Bea asintió y comenzó a meter en la mochila la cámara, los ordenadores y los cargadores.

—Mamá voy a casa de la tía, mi ordenador está dando problemas y Bea no se ha traído el suyo. Le voy a pedir a Ruth que me deje un rato el suyo para enviar las tarea —la voz de Marta sonaba preocupada y su madre asintió comprensiva.

—Pero veniros para las dos, que la comida estará lista.

La casa de la tía de Marta se encontraba a solo dos manzanas y en pocos minutos estaban en la habitación de Ruth, que había ido a clases de tenis, tenían dos horas y media. Más que suficiente.

Conectaron el ordenador de Bea con la webcam y comenzaron sesión de video conferencia con el grupo para que vieran en directo la recuperación de la contraseña de Marta.

Buscaron por todas partes pero ni rastro de la libreta.

—Seguramente la lleve consigo —dijo Bea pensativa.

—Umm, o no… —Marta miraba al terrario de su prima—. Justo en un lateral había un bulto sospechoso, color ocre.

—Eso, eso, eso es… es… una… taránt… —Bea estaba entre horrorizada y alucinada.
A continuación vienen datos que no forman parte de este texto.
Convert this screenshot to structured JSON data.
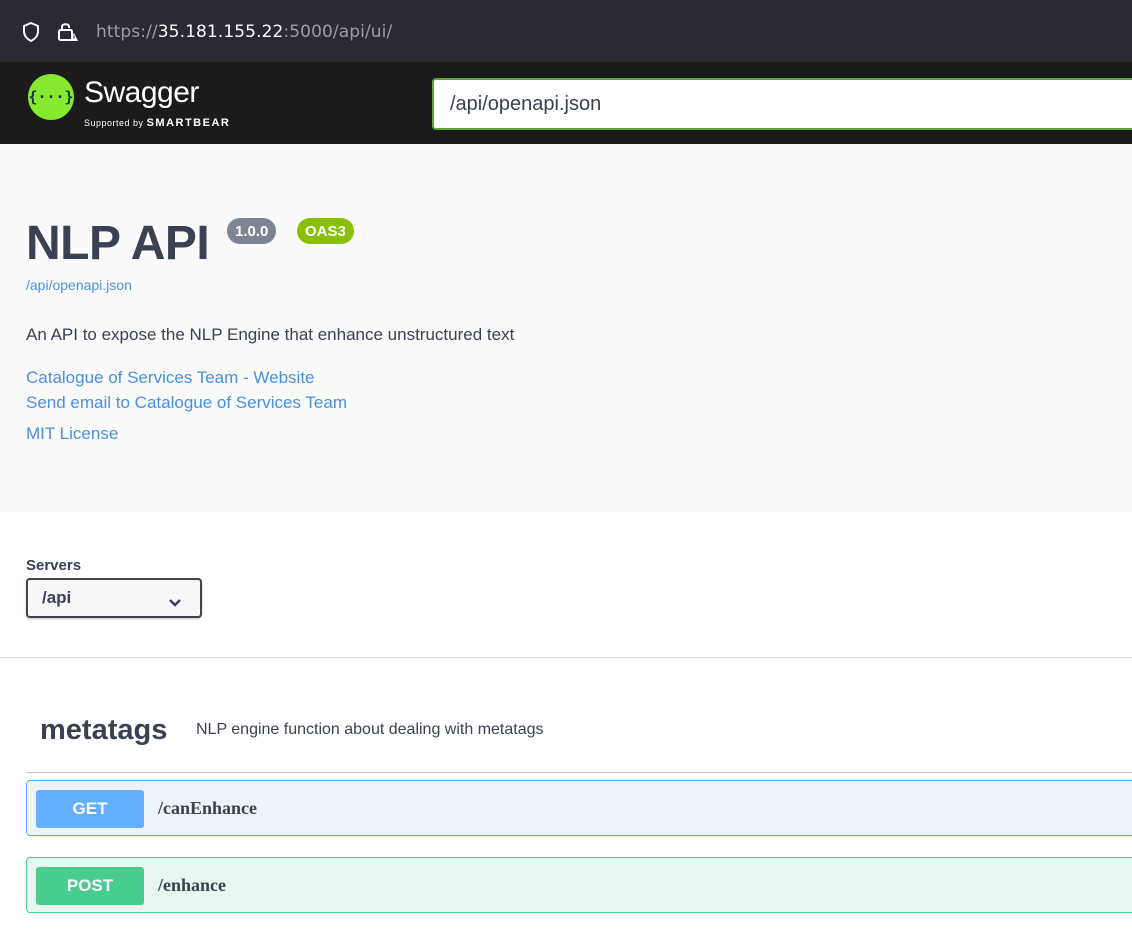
{
  "browser": {
    "url_protocol": "https://",
    "url_host": "35.181.155.22",
    "url_rest": ":5000/api/ui/"
  },
  "topbar": {
    "logo_glyph": "{···}",
    "logo_text": "Swagger",
    "logo_sub_prefix": "Supported by",
    "logo_sub_brand": "SMARTBEAR",
    "spec_url": "/api/openapi.json",
    "colors": {
      "accent": "#85ea2d",
      "background": "#1b1b1b"
    }
  },
  "info": {
    "title": "NLP API",
    "version": "1.0.0",
    "oas_badge": "OAS3",
    "spec_link": "/api/openapi.json",
    "description": "An API to expose the NLP Engine that enhance unstructured text",
    "links": [
      "Catalogue of Services Team - Website",
      "Send email to Catalogue of Services Team",
      "MIT License"
    ]
  },
  "servers": {
    "label": "Servers",
    "selected": "/api"
  },
  "tag": {
    "name": "metatags",
    "description": "NLP engine function about dealing with metatags"
  },
  "operations": [
    {
      "method": "GET",
      "path": "/canEnhance",
      "color": "#61affe"
    },
    {
      "method": "POST",
      "path": "/enhance",
      "color": "#49cc90"
    }
  ]
}
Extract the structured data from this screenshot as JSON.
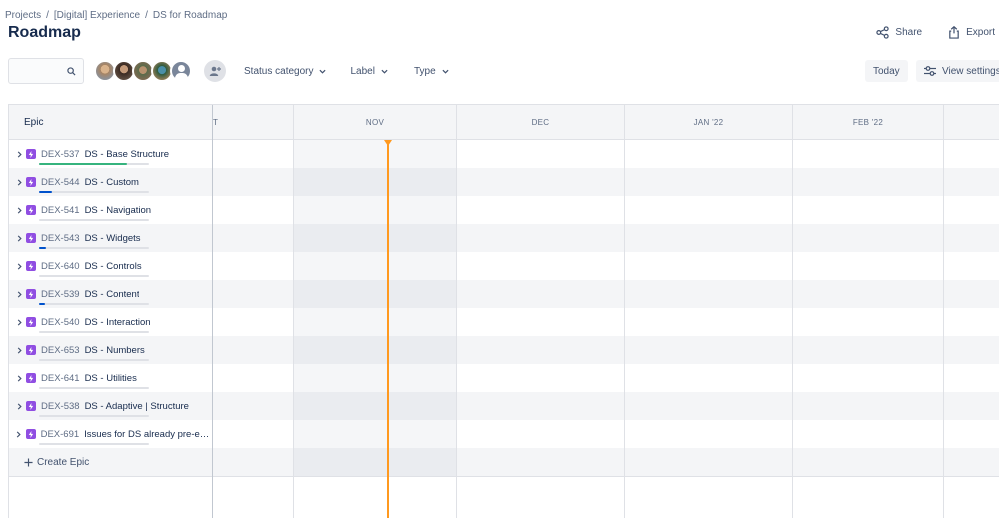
{
  "breadcrumb": [
    "Projects",
    "[Digital] Experience",
    "DS for Roadmap"
  ],
  "page_title": "Roadmap",
  "actions": {
    "share": "Share",
    "export": "Export"
  },
  "toolbar": {
    "search_placeholder": "",
    "filters": [
      "Status category",
      "Label",
      "Type"
    ],
    "today": "Today",
    "view_settings": "View settings"
  },
  "epic_header": "Epic",
  "months": [
    "T",
    "NOV",
    "DEC",
    "JAN '22",
    "FEB '22"
  ],
  "epics": [
    {
      "key": "DEX-537",
      "summary": "DS - Base Structure",
      "progress_done": 0.8,
      "progress_in": 0.0
    },
    {
      "key": "DEX-544",
      "summary": "DS - Custom",
      "progress_done": 0.0,
      "progress_in": 0.12
    },
    {
      "key": "DEX-541",
      "summary": "DS - Navigation",
      "progress_done": 0.0,
      "progress_in": 0.0
    },
    {
      "key": "DEX-543",
      "summary": "DS - Widgets",
      "progress_done": 0.0,
      "progress_in": 0.06
    },
    {
      "key": "DEX-640",
      "summary": "DS - Controls",
      "progress_done": 0.0,
      "progress_in": 0.0
    },
    {
      "key": "DEX-539",
      "summary": "DS - Content",
      "progress_done": 0.0,
      "progress_in": 0.05
    },
    {
      "key": "DEX-540",
      "summary": "DS - Interaction",
      "progress_done": 0.0,
      "progress_in": 0.0
    },
    {
      "key": "DEX-653",
      "summary": "DS - Numbers",
      "progress_done": 0.0,
      "progress_in": 0.0
    },
    {
      "key": "DEX-641",
      "summary": "DS - Utilities",
      "progress_done": 0.0,
      "progress_in": 0.0
    },
    {
      "key": "DEX-538",
      "summary": "DS - Adaptive | Structure",
      "progress_done": 0.0,
      "progress_in": 0.0
    },
    {
      "key": "DEX-691",
      "summary": "Issues for DS already pre-exi...",
      "progress_done": 0.0,
      "progress_in": 0.0
    }
  ],
  "create_epic": "Create Epic",
  "colors": {
    "done": "#36b37e",
    "in_progress": "#0052cc",
    "today": "#ff991f",
    "epic": "#904ee2"
  }
}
—Sí, es Cleopatra, la tarántula de Ruth. No es venenosa, pero impone… ¿verdad? —explicó Marta—. El lugar perfecto para esconder…

Nature scene with tarantula spider on rock illustration

—No puede ser verdad —suspiró Bea resignada ante la evidencia.

Desde el grupo de amigos se escuchaba también la voz de Simón diciendo que ojalá estuviera él allí.

—Me encantan los terrarios —dijo.

Marta metió la mano sin pensarlo en terrario bajo la atenta mirada de todos.

—¡Puaj! ¡Qué asco, Marta! —exclamó Bea.

Pero Marta ya tenía la pequeña libreta en sus manos.

—¡Rápido, fotografía cada página y lo devolvemos a su sitio antes de que Cleopatra salga de su escondite!

—Ma… Ma… Marta —A Bea no le salía la voz—. Dime que esa que camina por tu hombro no es Cleoatra.

Un grito salió de lo más profundo de Marta.

—¡Quítamela! —y en una de las sacudidas, la tarántula saltó a la cama de Ruth.